Évidemment. En Afrique, au Cameroun, en France… La seule chose qui m’intéresse c’est les émotions, en fait. C’est marrant, parce que je suis très consommateur de foot ; mais mon équipe, qu’elle perde ou qu’elle gagne, je m’en fous. Ce que je cherche, c’est le frisson.

Ce qui explique le titre du film, qui rappelle les « Lions indomptables », le surnom de l’équipe national du Cameroun ?

Il y a de ça, et il y a la mentalité des personnages. Le film aurait pu s’appeler « Les Têtus » !

Dans ce cas-là, ça aurait été une comédie !

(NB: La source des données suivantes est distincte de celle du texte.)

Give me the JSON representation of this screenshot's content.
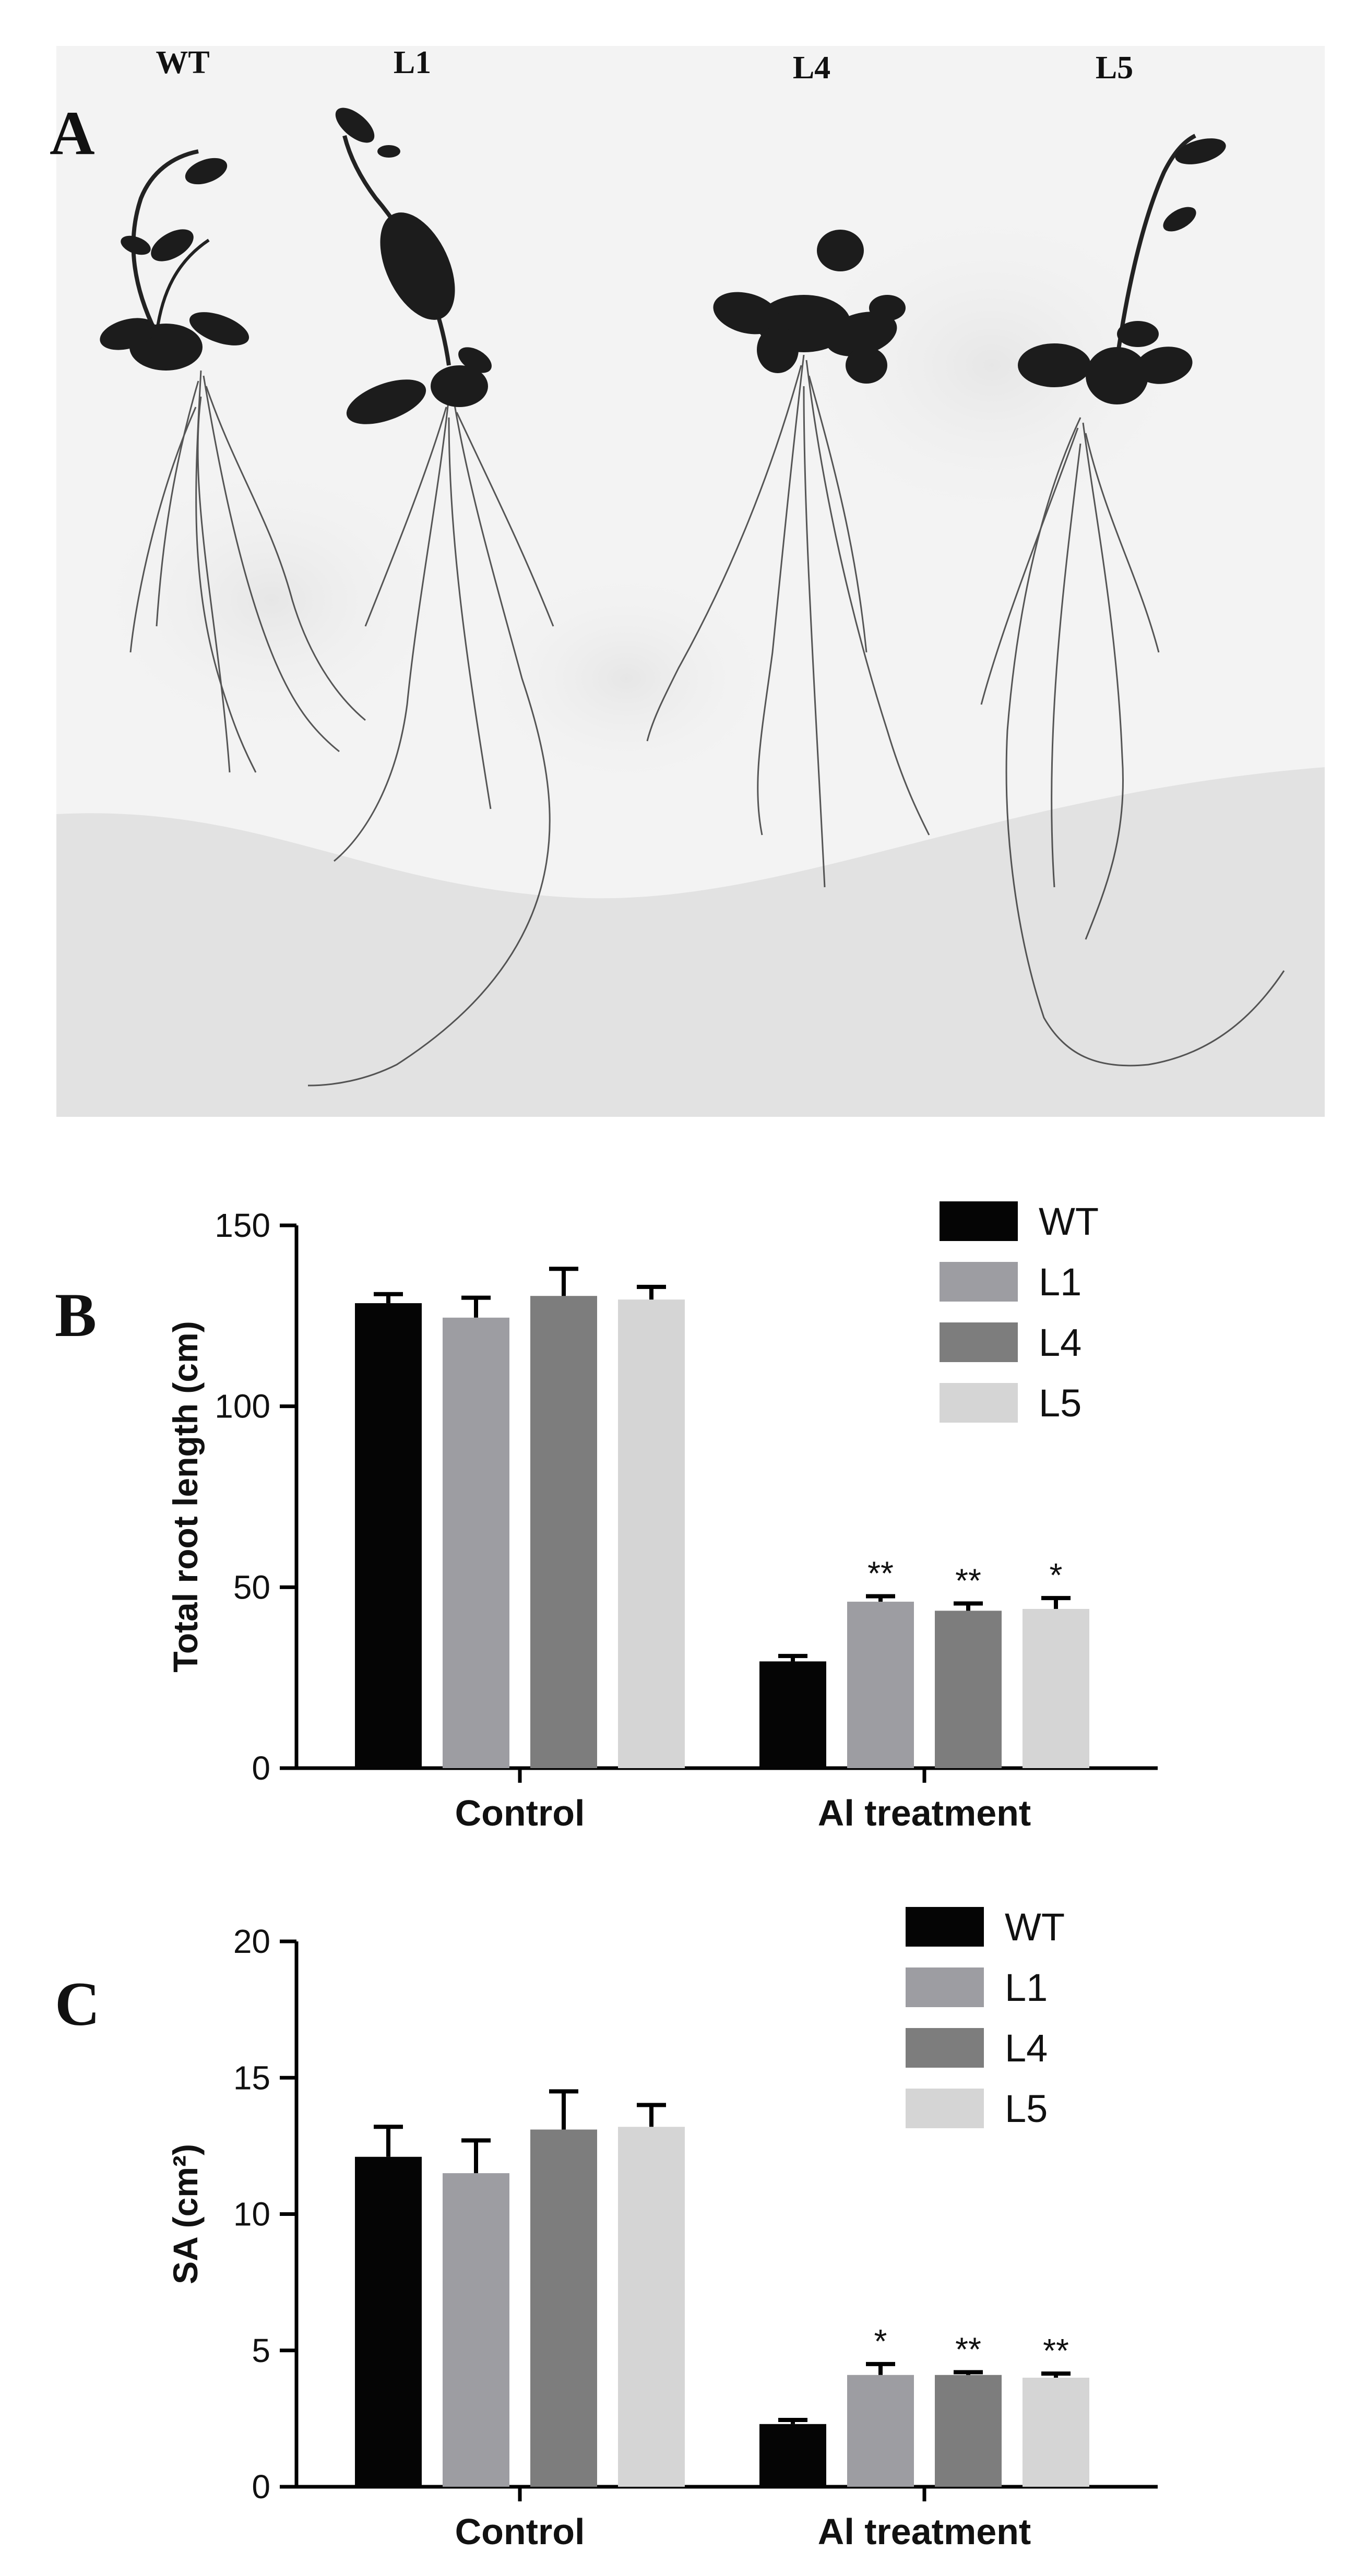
{
  "figure": {
    "panel_letters": {
      "a": "A",
      "b": "B",
      "c": "C"
    },
    "photo": {
      "plant_labels": [
        "WT",
        "L1",
        "L4",
        "L5"
      ]
    }
  },
  "chart_data": [
    {
      "type": "bar",
      "panel": "B",
      "categories": [
        "Control",
        "Al treatment"
      ],
      "ylabel": "Total root length (cm)",
      "ylim": [
        0,
        150
      ],
      "yticks": [
        0,
        50,
        100,
        150
      ],
      "legend_position": "top-right",
      "series": [
        {
          "name": "WT",
          "color": "#050505",
          "values": [
            128.5,
            29.5
          ],
          "errors": [
            2.5,
            1.5
          ],
          "significance": [
            "",
            ""
          ]
        },
        {
          "name": "L1",
          "color": "#9d9da2",
          "values": [
            124.5,
            46.0
          ],
          "errors": [
            5.5,
            1.5
          ],
          "significance": [
            "",
            "**"
          ]
        },
        {
          "name": "L4",
          "color": "#7d7d7d",
          "values": [
            130.5,
            43.5
          ],
          "errors": [
            7.5,
            2.0
          ],
          "significance": [
            "",
            "**"
          ]
        },
        {
          "name": "L5",
          "color": "#d5d5d5",
          "values": [
            129.5,
            44.0
          ],
          "errors": [
            3.5,
            3.0
          ],
          "significance": [
            "",
            "*"
          ]
        }
      ]
    },
    {
      "type": "bar",
      "panel": "C",
      "categories": [
        "Control",
        "Al treatment"
      ],
      "ylabel": "SA (cm²)",
      "ylim": [
        0,
        20
      ],
      "yticks": [
        0,
        5,
        10,
        15,
        20
      ],
      "legend_position": "top-right",
      "series": [
        {
          "name": "WT",
          "color": "#050505",
          "values": [
            12.1,
            2.3
          ],
          "errors": [
            1.1,
            0.15
          ],
          "significance": [
            "",
            ""
          ]
        },
        {
          "name": "L1",
          "color": "#9d9da2",
          "values": [
            11.5,
            4.1
          ],
          "errors": [
            1.2,
            0.4
          ],
          "significance": [
            "",
            "*"
          ]
        },
        {
          "name": "L4",
          "color": "#7d7d7d",
          "values": [
            13.1,
            4.1
          ],
          "errors": [
            1.4,
            0.1
          ],
          "significance": [
            "",
            "**"
          ]
        },
        {
          "name": "L5",
          "color": "#d5d5d5",
          "values": [
            13.2,
            4.0
          ],
          "errors": [
            0.8,
            0.15
          ],
          "significance": [
            "",
            "**"
          ]
        }
      ]
    }
  ]
}
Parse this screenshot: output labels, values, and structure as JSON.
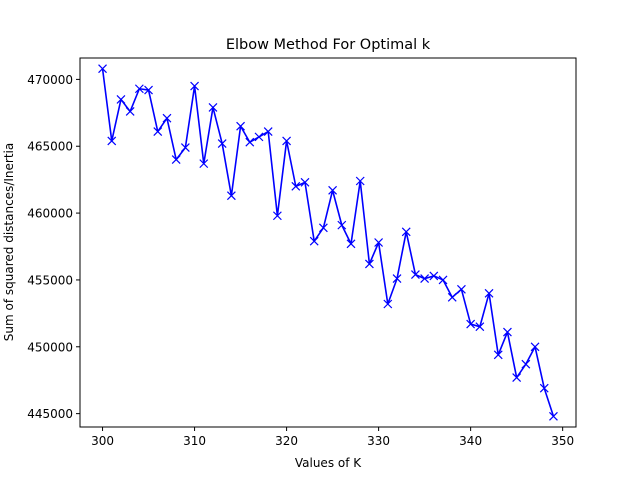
{
  "chart_data": {
    "type": "line",
    "title": "Elbow Method For Optimal k",
    "xlabel": "Values of K",
    "ylabel": "Sum of squared distances/Inertia",
    "x": [
      300,
      301,
      302,
      303,
      304,
      305,
      306,
      307,
      308,
      309,
      310,
      311,
      312,
      313,
      314,
      315,
      316,
      317,
      318,
      319,
      320,
      321,
      322,
      323,
      324,
      325,
      326,
      327,
      328,
      329,
      330,
      331,
      332,
      333,
      334,
      335,
      336,
      337,
      338,
      339,
      340,
      341,
      342,
      343,
      344,
      345,
      346,
      347,
      348,
      349
    ],
    "series": [
      {
        "values": [
          470800,
          465400,
          468500,
          467600,
          469300,
          469200,
          466100,
          467100,
          464000,
          464900,
          469500,
          463700,
          467900,
          465200,
          461300,
          466500,
          465300,
          465700,
          466100,
          459800,
          465400,
          462000,
          462300,
          457900,
          458900,
          461700,
          459100,
          457700,
          462400,
          456200,
          457800,
          453200,
          455100,
          458600,
          455400,
          455100,
          455300,
          455000,
          453700,
          454300,
          451700,
          451500,
          454000,
          449400,
          451100,
          447700,
          448700,
          450000,
          446900,
          444800
        ],
        "color": "#0000ff",
        "marker": "x"
      }
    ],
    "xlim": [
      297.55,
      351.45
    ],
    "ylim": [
      444000,
      471600
    ],
    "xticks": [
      300,
      310,
      320,
      330,
      340,
      350
    ],
    "yticks": [
      445000,
      450000,
      455000,
      460000,
      465000,
      470000
    ],
    "xtick_labels": [
      "300",
      "310",
      "320",
      "330",
      "340",
      "350"
    ],
    "ytick_labels": [
      "445000",
      "450000",
      "455000",
      "460000",
      "465000",
      "470000"
    ],
    "grid": false,
    "legend": "none"
  }
}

Effectivement ! Ce n’est pas vraiment un film de rupture par rapport à mes comédies, ce n’est pas le  « film de la maturité », même s’il y a quelque chose de cet ordre-là. Pour moi, c’était un film viscéral, en tout cas. J’ai refusé des choses pour faire ce film, parce que j’avais besoin de le faire à ce moment-là de ma vie.

Vous êtes père vous-même. Vous auriez pu faire le film si vous n’aviez pas eu d’enfants ?

Non. Si je n’étais pas père, j’aurais fait la version comique.

Indomptables, en salles le 11 juin.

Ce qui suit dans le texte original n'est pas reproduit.